Его пальцы конвульсивно сомкнулись на ее шее, в точности как он и намеревался, но с совершенно противоположной целью — чтобы не дать ей упасть. Трясясь от неистовой ярости, он держал ее. Грубые пальцы сильно вдавились в ямку у основания шеи. Секундное надавливание… Синяя жилка пульсировала на ее виске. Между медленными, практически незаметными ударами проходило столько времени, что он невольно задержал дыхание, опасаясь, не умерла ли она. Уловив следующую пульсацию, его глаза сузились, и его снова затрясло.

— Еще один обман! И этому нет конца. Я не верю! — Он встряхнул ее. Глаза открылись — невидящие, бессмысленные. На мгновение они расширились, всматриваясь в него.

Конвей вспомнил убитых в битве людей, с глазами, смотрящими сквозь этот мир.

— Ты специально делаешь это! — заорал он, не слыша своего собственного голоса, скрежещущего, как битое стекло. — Ты стараешься запугать меня. Ты прячешься, как ты всегда это делала. Ненавижу это! Ненавижу! Ты лжешь. Ты заставила меня поверить, а потом так изменилась. Спряталась от меня.

Он двинулся к кровати. Сапоги тихо шаркали по неровному полу; Ланта была словно маленькое белое перышко в его руках.

Он поднял ее и положил на постель. Кожаные лямки скрипнули отзвуком зловещего смеха. Конвей взялся за разорванные края мантии Ланты.

— Это все ты виновата. Ты использовала меня… всех нас… Как бы то ни было, ты заслуживаешь это.

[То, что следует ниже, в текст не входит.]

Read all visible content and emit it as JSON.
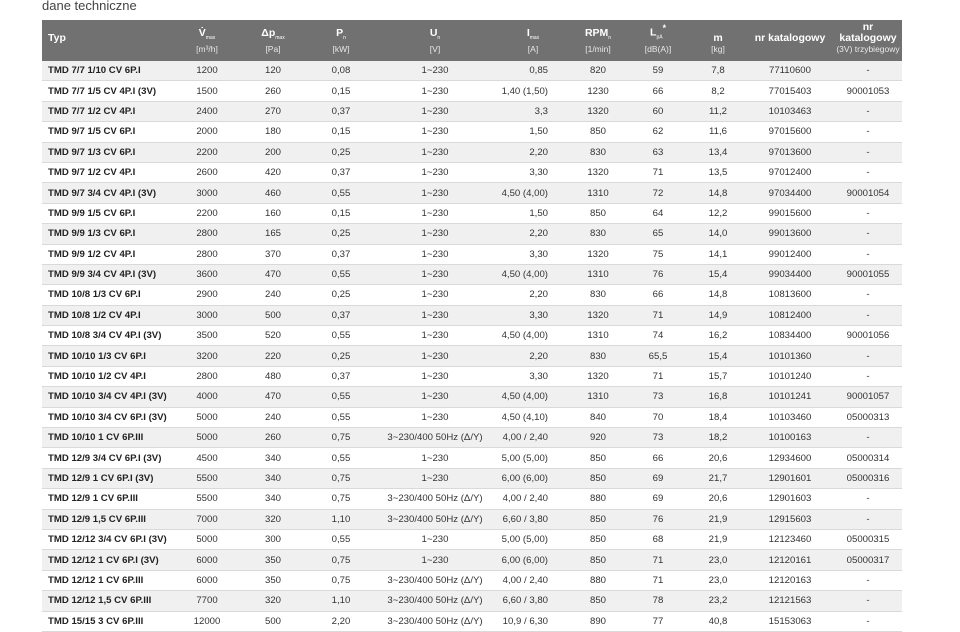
{
  "caption": "dane techniczne",
  "header": {
    "cols": [
      {
        "main": "Typ",
        "sub": "",
        "unit": ""
      },
      {
        "main": "V̇",
        "sub": "max",
        "unit": "[m³/h]"
      },
      {
        "main": "Δp",
        "sub": "max",
        "unit": "[Pa]"
      },
      {
        "main": "P",
        "sub": "n",
        "unit": "[kW]"
      },
      {
        "main": "U",
        "sub": "n",
        "unit": "[V]"
      },
      {
        "main": "I",
        "sub": "max",
        "unit": "[A]"
      },
      {
        "main": "RPM",
        "sub": "n",
        "unit": "[1/min]"
      },
      {
        "main": "L",
        "sub": "pA",
        "sup": "*",
        "unit": "[dB(A)]"
      },
      {
        "main": "m",
        "sub": "",
        "unit": "[kg]"
      },
      {
        "main": "nr katalogowy",
        "sub": "",
        "unit": ""
      },
      {
        "main": "nr katalogowy",
        "sub": "",
        "unit": "(3V) trzybiegowy"
      }
    ]
  },
  "rows": [
    [
      "TMD 7/7 1/10 CV 6P.I",
      "1200",
      "120",
      "0,08",
      "1~230",
      "0,85",
      "820",
      "59",
      "7,8",
      "77110600",
      "-"
    ],
    [
      "TMD 7/7 1/5 CV 4P.I (3V)",
      "1500",
      "260",
      "0,15",
      "1~230",
      "1,40 (1,50)",
      "1230",
      "66",
      "8,2",
      "77015403",
      "90001053"
    ],
    [
      "TMD 7/7 1/2 CV 4P.I",
      "2400",
      "270",
      "0,37",
      "1~230",
      "3,3",
      "1320",
      "60",
      "11,2",
      "10103463",
      "-"
    ],
    [
      "TMD 9/7 1/5 CV 6P.I",
      "2000",
      "180",
      "0,15",
      "1~230",
      "1,50",
      "850",
      "62",
      "11,6",
      "97015600",
      "-"
    ],
    [
      "TMD 9/7 1/3 CV 6P.I",
      "2200",
      "200",
      "0,25",
      "1~230",
      "2,20",
      "830",
      "63",
      "13,4",
      "97013600",
      "-"
    ],
    [
      "TMD 9/7 1/2 CV 4P.I",
      "2600",
      "420",
      "0,37",
      "1~230",
      "3,30",
      "1320",
      "71",
      "13,5",
      "97012400",
      "-"
    ],
    [
      "TMD 9/7 3/4 CV 4P.I (3V)",
      "3000",
      "460",
      "0,55",
      "1~230",
      "4,50 (4,00)",
      "1310",
      "72",
      "14,8",
      "97034400",
      "90001054"
    ],
    [
      "TMD 9/9 1/5 CV 6P.I",
      "2200",
      "160",
      "0,15",
      "1~230",
      "1,50",
      "850",
      "64",
      "12,2",
      "99015600",
      "-"
    ],
    [
      "TMD 9/9 1/3 CV 6P.I",
      "2800",
      "165",
      "0,25",
      "1~230",
      "2,20",
      "830",
      "65",
      "14,0",
      "99013600",
      "-"
    ],
    [
      "TMD 9/9 1/2 CV 4P.I",
      "2800",
      "370",
      "0,37",
      "1~230",
      "3,30",
      "1320",
      "75",
      "14,1",
      "99012400",
      "-"
    ],
    [
      "TMD 9/9 3/4 CV 4P.I (3V)",
      "3600",
      "470",
      "0,55",
      "1~230",
      "4,50 (4,00)",
      "1310",
      "76",
      "15,4",
      "99034400",
      "90001055"
    ],
    [
      "TMD 10/8 1/3 CV 6P.I",
      "2900",
      "240",
      "0,25",
      "1~230",
      "2,20",
      "830",
      "66",
      "14,8",
      "10813600",
      "-"
    ],
    [
      "TMD 10/8 1/2 CV 4P.I",
      "3000",
      "500",
      "0,37",
      "1~230",
      "3,30",
      "1320",
      "71",
      "14,9",
      "10812400",
      "-"
    ],
    [
      "TMD 10/8 3/4 CV 4P.I (3V)",
      "3500",
      "520",
      "0,55",
      "1~230",
      "4,50 (4,00)",
      "1310",
      "74",
      "16,2",
      "10834400",
      "90001056"
    ],
    [
      "TMD 10/10 1/3 CV 6P.I",
      "3200",
      "220",
      "0,25",
      "1~230",
      "2,20",
      "830",
      "65,5",
      "15,4",
      "10101360",
      "-"
    ],
    [
      "TMD 10/10 1/2 CV 4P.I",
      "2800",
      "480",
      "0,37",
      "1~230",
      "3,30",
      "1320",
      "71",
      "15,7",
      "10101240",
      "-"
    ],
    [
      "TMD 10/10 3/4 CV 4P.I (3V)",
      "4000",
      "470",
      "0,55",
      "1~230",
      "4,50 (4,00)",
      "1310",
      "73",
      "16,8",
      "10101241",
      "90001057"
    ],
    [
      "TMD 10/10 3/4 CV 6P.I (3V)",
      "5000",
      "240",
      "0,55",
      "1~230",
      "4,50 (4,10)",
      "840",
      "70",
      "18,4",
      "10103460",
      "05000313"
    ],
    [
      "TMD 10/10 1 CV 6P.III",
      "5000",
      "260",
      "0,75",
      "3~230/400 50Hz (Δ/Y)",
      "4,00 / 2,40",
      "920",
      "73",
      "18,2",
      "10100163",
      "-"
    ],
    [
      "TMD 12/9 3/4 CV 6P.I (3V)",
      "4500",
      "340",
      "0,55",
      "1~230",
      "5,00 (5,00)",
      "850",
      "66",
      "20,6",
      "12934600",
      "05000314"
    ],
    [
      "TMD 12/9 1 CV 6P.I (3V)",
      "5500",
      "340",
      "0,75",
      "1~230",
      "6,00 (6,00)",
      "850",
      "69",
      "21,7",
      "12901601",
      "05000316"
    ],
    [
      "TMD 12/9 1 CV 6P.III",
      "5500",
      "340",
      "0,75",
      "3~230/400 50Hz (Δ/Y)",
      "4,00 / 2,40",
      "880",
      "69",
      "20,6",
      "12901603",
      "-"
    ],
    [
      "TMD 12/9 1,5 CV 6P.III",
      "7000",
      "320",
      "1,10",
      "3~230/400 50Hz (Δ/Y)",
      "6,60 / 3,80",
      "850",
      "76",
      "21,9",
      "12915603",
      "-"
    ],
    [
      "TMD 12/12 3/4 CV 6P.I (3V)",
      "5000",
      "300",
      "0,55",
      "1~230",
      "5,00 (5,00)",
      "850",
      "68",
      "21,9",
      "12123460",
      "05000315"
    ],
    [
      "TMD 12/12 1 CV 6P.I (3V)",
      "6000",
      "350",
      "0,75",
      "1~230",
      "6,00 (6,00)",
      "850",
      "71",
      "23,0",
      "12120161",
      "05000317"
    ],
    [
      "TMD 12/12 1 CV 6P.III",
      "6000",
      "350",
      "0,75",
      "3~230/400 50Hz (Δ/Y)",
      "4,00 / 2,40",
      "880",
      "71",
      "23,0",
      "12120163",
      "-"
    ],
    [
      "TMD 12/12 1,5 CV 6P.III",
      "7700",
      "320",
      "1,10",
      "3~230/400 50Hz (Δ/Y)",
      "6,60 / 3,80",
      "850",
      "78",
      "23,2",
      "12121563",
      "-"
    ],
    [
      "TMD 15/15 3 CV 6P.III",
      "12000",
      "500",
      "2,20",
      "3~230/400 50Hz (Δ/Y)",
      "10,9 / 6,30",
      "890",
      "77",
      "40,8",
      "15153063",
      "-"
    ]
  ]
}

Суставы пальцев хрустнули, когда он сжал ткань в руках. Качаясь, словно пьяный, Конвей неразборчиво пробормотал:

— Как же я тебя ненавижу. Это все твоя вина. Ты уничтожила меня. Разрушила. Я должен… убить тебя. Должен. Ненавижу!

Он обмяк, уронив руки. Затем нежно поправил разметанные по простыне волосы Ланты. Спотыкаясь, добрался до двери и, приоткрыв ее, остановился.

Снаружи Карда отчаянно бросился на дверь, просунув через узкую щель темный мокрый нос.

Не обращая внимания на собаку, Конвей обернулся и через плечо посмотрел на молчаливое, безжизненное тело на постели. Его напряженное лицо исказилось в ярости:

— Ты же опять провела меня, да? Ты знала, что будет, ведь ты же так умна. Ты думала, что я этого не пойму? Что ж, я разгадал твой обман. Ты ненавидишь нас, лжешь нам всем! Я же ненавижу тебя. Ты еще увидишь как.

Дверь захлопнулась с оглушительным грохотом. Ланта не пошевелилась. Нежные печальные ноты голубя-плакальщика проникли в ее спящее сознание. Ласково и тихо они требовали, чтобы она очнулась.